Flip, Float, Fly Seeds on the Move by JoAnn Early Macken, illustrated by Pam Paparone. Holiday House, NY, New York, 2008.
Be prepared to appreciate those maple seeds inhabiting your planters and dandelion seeds floating through the air when you read this book. Like many a gardener I fight with those helicopter-like seeds my maple trees seem intent on planting in my container gardens. And don’t get me started on dandelions. But being a sometime kindergarten teacher, I know the allure of dandelions to young children. They seem to just go together: small children and those yellow flowers that most adults feverishly try to eradicate from their yards. Some teachers forbid the kids from bringing them into the classroom, but I’m just an old softie, I guess. I just don’t have the will to tell a little girl to throw away the dandelions she so carefully picked for me. (Instead I quietly throw them away later.)
Flip, Float, Fly Seeds on the Move is a lovely non-fiction picture book from which I learned what those weird looking seed pods are that I see sometimes on walks in my neighborhood. Locust tree pods. I don’t have a locust tree in my yard but I see them everywhere and now I know what they are. I love the tree’s fern-like leaves that seem to turn silver, quivering in the wind.
Early Macken’s perfect prose tells how seeds get carried away and replanted in new places: by water, wind, and even bats: “A bat finds a feast in a fig tree and wings away with the seeds inside. The seeds pass through its body unharmed and fall to the ground in its droppings.” Squirrels hide acorns “…and bury them to eat later. But does it use all the food it collects? No. Lost acorns can grow into strong, shady oak trees.” My yard has a prolific squirrel population so when I’m digging in the soil I’m forever finding acorns the squirrels have “squirreled” away.

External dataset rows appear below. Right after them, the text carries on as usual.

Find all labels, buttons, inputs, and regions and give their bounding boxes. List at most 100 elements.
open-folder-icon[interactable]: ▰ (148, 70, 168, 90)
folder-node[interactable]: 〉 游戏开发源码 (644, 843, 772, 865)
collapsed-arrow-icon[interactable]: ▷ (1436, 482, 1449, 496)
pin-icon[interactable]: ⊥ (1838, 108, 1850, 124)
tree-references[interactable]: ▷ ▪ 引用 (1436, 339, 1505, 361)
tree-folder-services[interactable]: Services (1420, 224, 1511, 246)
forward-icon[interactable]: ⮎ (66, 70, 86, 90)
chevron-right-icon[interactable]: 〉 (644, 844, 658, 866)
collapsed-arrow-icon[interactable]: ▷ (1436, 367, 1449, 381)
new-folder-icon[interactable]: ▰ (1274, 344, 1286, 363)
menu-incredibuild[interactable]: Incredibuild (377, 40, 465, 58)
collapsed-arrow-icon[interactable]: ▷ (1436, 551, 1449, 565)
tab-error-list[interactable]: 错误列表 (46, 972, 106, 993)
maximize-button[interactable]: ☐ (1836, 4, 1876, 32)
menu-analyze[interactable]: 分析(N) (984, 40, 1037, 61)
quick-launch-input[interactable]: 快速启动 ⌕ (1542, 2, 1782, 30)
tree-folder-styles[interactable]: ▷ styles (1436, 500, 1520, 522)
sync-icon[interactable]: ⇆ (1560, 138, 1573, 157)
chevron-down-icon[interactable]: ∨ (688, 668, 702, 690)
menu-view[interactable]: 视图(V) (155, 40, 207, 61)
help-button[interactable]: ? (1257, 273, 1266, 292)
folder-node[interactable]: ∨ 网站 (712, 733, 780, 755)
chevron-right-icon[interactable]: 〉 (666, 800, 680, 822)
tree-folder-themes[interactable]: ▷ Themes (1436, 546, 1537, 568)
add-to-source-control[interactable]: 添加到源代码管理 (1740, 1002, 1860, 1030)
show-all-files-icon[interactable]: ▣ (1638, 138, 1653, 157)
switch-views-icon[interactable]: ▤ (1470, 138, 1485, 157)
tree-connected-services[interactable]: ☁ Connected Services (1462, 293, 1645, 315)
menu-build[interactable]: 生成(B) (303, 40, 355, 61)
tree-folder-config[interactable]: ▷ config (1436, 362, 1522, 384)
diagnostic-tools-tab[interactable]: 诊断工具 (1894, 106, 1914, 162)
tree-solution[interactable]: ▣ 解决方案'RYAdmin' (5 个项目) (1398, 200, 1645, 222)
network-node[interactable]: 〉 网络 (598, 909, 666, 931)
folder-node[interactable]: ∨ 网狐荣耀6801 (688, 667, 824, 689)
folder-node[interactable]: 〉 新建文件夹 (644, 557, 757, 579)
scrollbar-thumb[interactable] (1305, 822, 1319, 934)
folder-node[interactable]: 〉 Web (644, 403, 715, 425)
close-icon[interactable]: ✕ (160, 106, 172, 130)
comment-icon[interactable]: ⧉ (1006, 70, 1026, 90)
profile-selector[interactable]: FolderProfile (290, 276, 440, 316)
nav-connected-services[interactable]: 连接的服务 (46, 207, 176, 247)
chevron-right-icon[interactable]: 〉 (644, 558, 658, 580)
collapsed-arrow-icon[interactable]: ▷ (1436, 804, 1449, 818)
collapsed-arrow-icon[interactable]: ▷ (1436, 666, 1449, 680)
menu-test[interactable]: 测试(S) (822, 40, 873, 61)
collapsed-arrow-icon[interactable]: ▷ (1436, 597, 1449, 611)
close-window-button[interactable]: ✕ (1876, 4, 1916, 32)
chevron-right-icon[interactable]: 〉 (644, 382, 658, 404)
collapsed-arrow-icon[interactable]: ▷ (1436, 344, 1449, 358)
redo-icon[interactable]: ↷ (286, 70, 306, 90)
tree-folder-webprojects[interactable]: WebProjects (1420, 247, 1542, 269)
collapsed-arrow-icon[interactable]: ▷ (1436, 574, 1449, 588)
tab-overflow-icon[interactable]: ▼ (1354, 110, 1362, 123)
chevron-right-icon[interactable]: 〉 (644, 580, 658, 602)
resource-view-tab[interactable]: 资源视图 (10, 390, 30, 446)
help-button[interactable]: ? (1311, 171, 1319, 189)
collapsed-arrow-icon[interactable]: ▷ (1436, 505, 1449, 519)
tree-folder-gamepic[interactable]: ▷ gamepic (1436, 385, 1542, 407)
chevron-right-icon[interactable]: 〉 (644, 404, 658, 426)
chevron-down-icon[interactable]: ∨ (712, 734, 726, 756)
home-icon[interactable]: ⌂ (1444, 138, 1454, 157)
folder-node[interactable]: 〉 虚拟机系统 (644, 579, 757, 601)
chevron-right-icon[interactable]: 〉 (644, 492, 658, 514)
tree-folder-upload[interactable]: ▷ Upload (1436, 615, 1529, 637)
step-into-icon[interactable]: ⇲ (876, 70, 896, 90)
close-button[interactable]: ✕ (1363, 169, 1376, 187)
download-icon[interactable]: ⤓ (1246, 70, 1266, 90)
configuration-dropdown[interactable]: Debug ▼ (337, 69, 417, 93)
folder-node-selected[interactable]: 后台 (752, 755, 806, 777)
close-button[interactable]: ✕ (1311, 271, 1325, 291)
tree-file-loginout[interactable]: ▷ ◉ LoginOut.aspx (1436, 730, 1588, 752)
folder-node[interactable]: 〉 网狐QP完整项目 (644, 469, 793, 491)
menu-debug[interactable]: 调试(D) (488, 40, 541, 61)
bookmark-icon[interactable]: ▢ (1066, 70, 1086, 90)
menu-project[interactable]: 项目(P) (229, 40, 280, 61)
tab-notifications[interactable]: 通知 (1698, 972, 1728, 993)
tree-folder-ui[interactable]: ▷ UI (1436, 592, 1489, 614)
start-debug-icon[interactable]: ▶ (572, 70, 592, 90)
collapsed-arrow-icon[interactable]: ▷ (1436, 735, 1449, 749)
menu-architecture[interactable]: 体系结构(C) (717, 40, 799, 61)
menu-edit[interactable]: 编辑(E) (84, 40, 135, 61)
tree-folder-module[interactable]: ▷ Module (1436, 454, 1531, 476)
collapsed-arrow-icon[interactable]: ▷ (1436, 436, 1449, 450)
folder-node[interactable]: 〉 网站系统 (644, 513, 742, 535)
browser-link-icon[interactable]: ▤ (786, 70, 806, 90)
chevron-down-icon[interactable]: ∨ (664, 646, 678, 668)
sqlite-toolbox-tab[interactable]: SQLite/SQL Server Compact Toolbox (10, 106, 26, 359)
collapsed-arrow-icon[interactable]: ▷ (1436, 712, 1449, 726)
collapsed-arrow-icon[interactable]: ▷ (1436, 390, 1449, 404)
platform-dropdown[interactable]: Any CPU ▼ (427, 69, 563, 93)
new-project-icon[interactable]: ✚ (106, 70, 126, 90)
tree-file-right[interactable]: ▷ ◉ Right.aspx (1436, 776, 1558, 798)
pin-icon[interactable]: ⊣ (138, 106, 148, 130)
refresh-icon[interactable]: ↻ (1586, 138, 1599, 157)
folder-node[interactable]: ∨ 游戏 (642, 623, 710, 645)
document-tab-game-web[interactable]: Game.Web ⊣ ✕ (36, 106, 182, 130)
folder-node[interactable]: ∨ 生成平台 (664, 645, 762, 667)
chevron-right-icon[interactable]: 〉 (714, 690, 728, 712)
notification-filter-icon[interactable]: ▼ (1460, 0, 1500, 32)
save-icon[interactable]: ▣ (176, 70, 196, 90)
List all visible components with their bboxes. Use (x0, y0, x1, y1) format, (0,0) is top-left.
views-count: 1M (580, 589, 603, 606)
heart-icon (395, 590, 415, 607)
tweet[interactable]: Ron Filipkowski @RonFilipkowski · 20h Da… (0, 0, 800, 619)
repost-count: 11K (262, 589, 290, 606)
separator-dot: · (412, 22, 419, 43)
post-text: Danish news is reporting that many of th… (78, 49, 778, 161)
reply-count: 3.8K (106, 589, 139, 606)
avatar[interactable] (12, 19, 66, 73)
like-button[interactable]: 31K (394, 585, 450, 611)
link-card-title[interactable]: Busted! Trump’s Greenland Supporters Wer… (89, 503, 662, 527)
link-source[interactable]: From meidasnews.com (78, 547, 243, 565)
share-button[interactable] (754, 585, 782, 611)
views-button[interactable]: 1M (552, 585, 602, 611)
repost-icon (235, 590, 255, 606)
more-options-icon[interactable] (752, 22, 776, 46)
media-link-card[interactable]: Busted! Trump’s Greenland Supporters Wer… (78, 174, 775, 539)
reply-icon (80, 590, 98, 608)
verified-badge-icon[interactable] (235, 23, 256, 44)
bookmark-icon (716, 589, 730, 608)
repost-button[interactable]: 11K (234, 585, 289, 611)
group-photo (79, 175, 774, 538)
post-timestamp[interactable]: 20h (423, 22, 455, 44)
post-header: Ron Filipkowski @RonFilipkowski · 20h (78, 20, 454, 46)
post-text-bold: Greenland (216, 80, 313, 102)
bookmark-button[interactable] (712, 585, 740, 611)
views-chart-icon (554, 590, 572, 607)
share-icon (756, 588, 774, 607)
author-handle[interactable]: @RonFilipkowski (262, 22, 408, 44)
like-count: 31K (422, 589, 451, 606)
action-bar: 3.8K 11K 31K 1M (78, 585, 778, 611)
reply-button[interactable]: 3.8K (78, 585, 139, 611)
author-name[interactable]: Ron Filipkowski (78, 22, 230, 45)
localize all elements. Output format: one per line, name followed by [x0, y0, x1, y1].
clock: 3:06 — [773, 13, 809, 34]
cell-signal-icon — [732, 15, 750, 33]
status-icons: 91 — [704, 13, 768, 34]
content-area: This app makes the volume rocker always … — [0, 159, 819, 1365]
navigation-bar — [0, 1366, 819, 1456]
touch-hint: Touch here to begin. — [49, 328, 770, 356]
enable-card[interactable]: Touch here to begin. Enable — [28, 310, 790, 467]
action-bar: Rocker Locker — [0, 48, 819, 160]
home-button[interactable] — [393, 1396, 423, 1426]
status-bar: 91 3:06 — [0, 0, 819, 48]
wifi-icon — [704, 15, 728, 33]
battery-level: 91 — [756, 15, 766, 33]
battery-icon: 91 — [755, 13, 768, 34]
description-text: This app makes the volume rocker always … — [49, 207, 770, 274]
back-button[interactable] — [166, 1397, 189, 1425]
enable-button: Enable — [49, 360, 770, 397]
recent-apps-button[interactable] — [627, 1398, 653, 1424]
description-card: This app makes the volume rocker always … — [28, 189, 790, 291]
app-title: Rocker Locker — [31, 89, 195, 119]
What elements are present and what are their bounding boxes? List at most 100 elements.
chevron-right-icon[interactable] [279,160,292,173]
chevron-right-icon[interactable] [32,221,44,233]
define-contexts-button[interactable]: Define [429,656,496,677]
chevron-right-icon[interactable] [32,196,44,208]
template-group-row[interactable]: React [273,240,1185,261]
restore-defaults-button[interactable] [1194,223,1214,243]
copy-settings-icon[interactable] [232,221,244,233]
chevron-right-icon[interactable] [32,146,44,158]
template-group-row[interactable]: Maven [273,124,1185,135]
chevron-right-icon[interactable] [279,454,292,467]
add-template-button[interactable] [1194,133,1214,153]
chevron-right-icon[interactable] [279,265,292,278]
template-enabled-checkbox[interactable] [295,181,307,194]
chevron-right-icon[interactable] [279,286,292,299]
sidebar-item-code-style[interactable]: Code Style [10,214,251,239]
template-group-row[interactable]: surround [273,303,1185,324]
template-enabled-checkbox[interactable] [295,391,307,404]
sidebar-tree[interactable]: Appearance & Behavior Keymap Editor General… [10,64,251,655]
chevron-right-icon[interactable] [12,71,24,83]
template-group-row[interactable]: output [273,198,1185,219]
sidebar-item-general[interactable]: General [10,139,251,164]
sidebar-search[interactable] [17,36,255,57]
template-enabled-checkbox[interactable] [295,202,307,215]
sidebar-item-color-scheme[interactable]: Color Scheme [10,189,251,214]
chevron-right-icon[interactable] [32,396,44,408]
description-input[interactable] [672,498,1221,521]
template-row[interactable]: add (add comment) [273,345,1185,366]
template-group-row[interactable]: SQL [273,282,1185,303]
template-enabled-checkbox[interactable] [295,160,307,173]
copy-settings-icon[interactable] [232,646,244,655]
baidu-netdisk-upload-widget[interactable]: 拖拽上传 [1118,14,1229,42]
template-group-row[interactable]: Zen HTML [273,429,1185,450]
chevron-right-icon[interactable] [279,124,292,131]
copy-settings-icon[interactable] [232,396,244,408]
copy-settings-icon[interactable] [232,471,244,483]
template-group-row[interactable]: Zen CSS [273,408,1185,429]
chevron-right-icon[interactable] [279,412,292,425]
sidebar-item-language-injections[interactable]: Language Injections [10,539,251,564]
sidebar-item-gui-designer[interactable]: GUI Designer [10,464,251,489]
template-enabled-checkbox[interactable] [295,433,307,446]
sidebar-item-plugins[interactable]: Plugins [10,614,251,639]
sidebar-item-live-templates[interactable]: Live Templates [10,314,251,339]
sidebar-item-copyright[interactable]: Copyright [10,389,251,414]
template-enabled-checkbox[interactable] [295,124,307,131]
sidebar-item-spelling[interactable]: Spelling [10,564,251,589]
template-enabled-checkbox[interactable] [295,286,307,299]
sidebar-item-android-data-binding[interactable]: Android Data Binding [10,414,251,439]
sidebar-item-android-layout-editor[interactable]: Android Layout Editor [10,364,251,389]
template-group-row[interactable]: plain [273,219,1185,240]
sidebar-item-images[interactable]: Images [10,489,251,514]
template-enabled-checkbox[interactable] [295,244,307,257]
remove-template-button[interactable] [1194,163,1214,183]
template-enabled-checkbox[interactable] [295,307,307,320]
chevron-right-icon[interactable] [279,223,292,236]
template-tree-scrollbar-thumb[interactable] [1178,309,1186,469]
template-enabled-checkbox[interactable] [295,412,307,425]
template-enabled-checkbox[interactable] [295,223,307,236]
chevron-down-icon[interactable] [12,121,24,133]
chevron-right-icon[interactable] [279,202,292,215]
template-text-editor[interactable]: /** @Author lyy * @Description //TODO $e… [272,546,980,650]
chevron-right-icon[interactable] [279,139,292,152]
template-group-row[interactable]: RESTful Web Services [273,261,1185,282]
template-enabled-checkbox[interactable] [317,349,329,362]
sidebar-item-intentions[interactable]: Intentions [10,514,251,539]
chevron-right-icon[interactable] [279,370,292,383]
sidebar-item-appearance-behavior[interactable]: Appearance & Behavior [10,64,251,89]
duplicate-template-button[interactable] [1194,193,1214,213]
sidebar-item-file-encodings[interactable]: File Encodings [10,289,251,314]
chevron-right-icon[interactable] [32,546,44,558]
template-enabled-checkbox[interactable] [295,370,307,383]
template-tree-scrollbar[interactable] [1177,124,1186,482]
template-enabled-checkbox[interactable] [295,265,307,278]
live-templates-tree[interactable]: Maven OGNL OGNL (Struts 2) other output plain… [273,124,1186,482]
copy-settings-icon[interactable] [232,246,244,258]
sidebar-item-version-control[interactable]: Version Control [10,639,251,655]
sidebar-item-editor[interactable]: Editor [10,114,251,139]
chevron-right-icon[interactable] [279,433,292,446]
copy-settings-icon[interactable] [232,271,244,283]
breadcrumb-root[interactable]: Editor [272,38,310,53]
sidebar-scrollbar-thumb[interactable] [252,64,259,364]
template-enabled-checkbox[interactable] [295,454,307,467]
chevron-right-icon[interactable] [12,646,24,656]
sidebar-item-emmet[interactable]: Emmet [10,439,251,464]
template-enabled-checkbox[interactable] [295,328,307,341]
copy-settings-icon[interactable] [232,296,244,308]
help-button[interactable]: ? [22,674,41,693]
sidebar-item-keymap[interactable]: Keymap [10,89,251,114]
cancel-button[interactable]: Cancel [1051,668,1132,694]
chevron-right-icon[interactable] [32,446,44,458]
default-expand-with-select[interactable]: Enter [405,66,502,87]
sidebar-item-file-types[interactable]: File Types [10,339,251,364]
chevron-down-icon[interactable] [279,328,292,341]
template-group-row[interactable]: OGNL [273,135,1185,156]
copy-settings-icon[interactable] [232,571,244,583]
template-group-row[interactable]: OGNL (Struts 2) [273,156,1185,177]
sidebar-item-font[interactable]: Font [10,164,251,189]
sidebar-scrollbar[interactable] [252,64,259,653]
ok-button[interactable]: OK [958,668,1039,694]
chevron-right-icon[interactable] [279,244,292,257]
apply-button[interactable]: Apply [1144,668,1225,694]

The realistic acrylic paintings by Pam Paparone are a riot of color. One favorite page of mine depicts a garden with everything from carrots to roses. A small boy carries a potted hydrangea bigger than he and a small dog waits for a ride in a wagon. A seed package is tipped over in the corner, flower seeds spilling out. Several pages have easy to read diagrams of the parts of plants, such as the flower, fruit, leave, pod, etc. set off in a white circle so even the youngest child’s eyes will be drawn to them.
The last three pages have diagrams of the parts of plants with definitions and notes on what conditions seeds must have in order to take root, grow and make more seeds. This is the perfect book to read to that young gardener in your family who is helping parents or grandparents with planting.